Disembodied organs feature in C.P. Krishnapriya’s installations too, titled ‘Puzzle’ with prints of eyes on jumbled wooden cubes, and ‘Sugar can cure anything’ with sticking out tongues pierced with pointed nails. V. Anamika takes thise further in ‘Unprovoked’, a series of nine rectangular pieces that are collages of photographs, newsprint and text, each seemingly simple image minutely lined and detailed to reveal an inner complexity.

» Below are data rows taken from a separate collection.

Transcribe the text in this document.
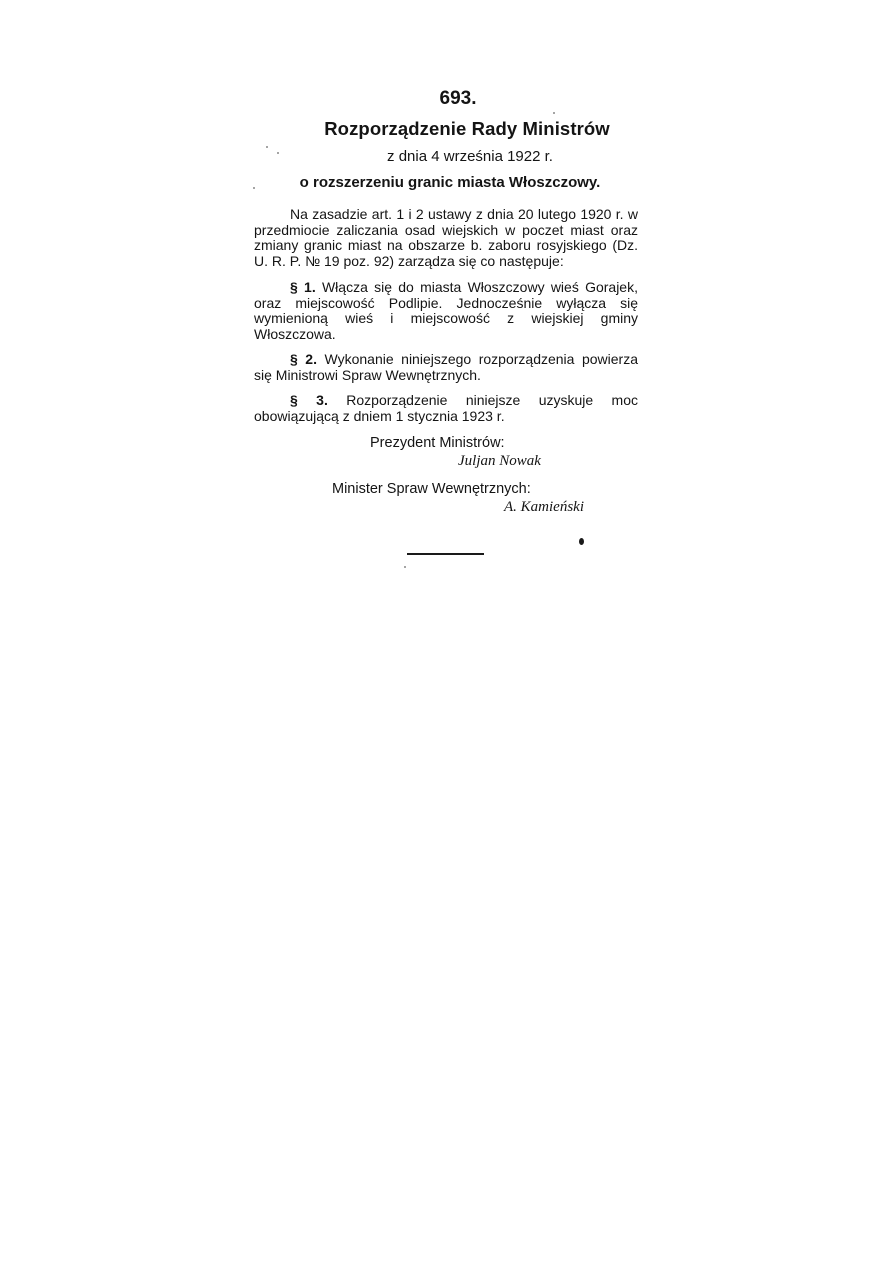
693.
Rozporządzenie Rady Ministrów
z dnia 4 września 1922 r.
o rozszerzeniu granic miasta Włoszczowy.

Na zasadzie art. 1 i 2 ustawy z dnia 20 lutego 1920 r. w przedmiocie zaliczania osad wiejskich w poczet miast oraz zmiany granic miast na obszarze b. zaboru rosyjskiego (Dz. U. R. P. № 19 poz. 92) zarządza się co następuje:

§ 1. Włącza się do miasta Włoszczowy wieś Gorajek, oraz miejscowość Podlipie. Jednocześnie wyłącza się wymienioną wieś i miejscowość z wiejskiej gminy Włoszczowa.

§ 2. Wykonanie niniejszego rozporządzenia powierza się Ministrowi Spraw Wewnętrznych.

§ 3. Rozporządzenie niniejsze uzyskuje moc obowiązującą z dniem 1 stycznia 1923 r.

Prezydent Ministrów:
Juljan Nowak
Minister Spraw Wewnętrznych:
A. Kamieński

In the spirit of celebrating Madras, Parvathi Nayar’s ‘The Road of Madras’  takes a vast canvas and layers it with a map of the city, postcards, an aerial views and a broken line from Bharathiyar’s poem Nirpathuve Nadapathuve — ‘Peacock dancing I to thee’. In her second piece ‘Inhabited Design’ Parvathi plays with the idea of scale and miniaturises the eagles’ eye vision of Delhi, Mumbai, Kolkata and Chennai, thus remarkably shifting how one perceives these cities. In one sense, what Parvathi does for the idea of the city, is what this exhibition does for ‘womens’ art’, by breaking its notion as a monolith into one that defies definition.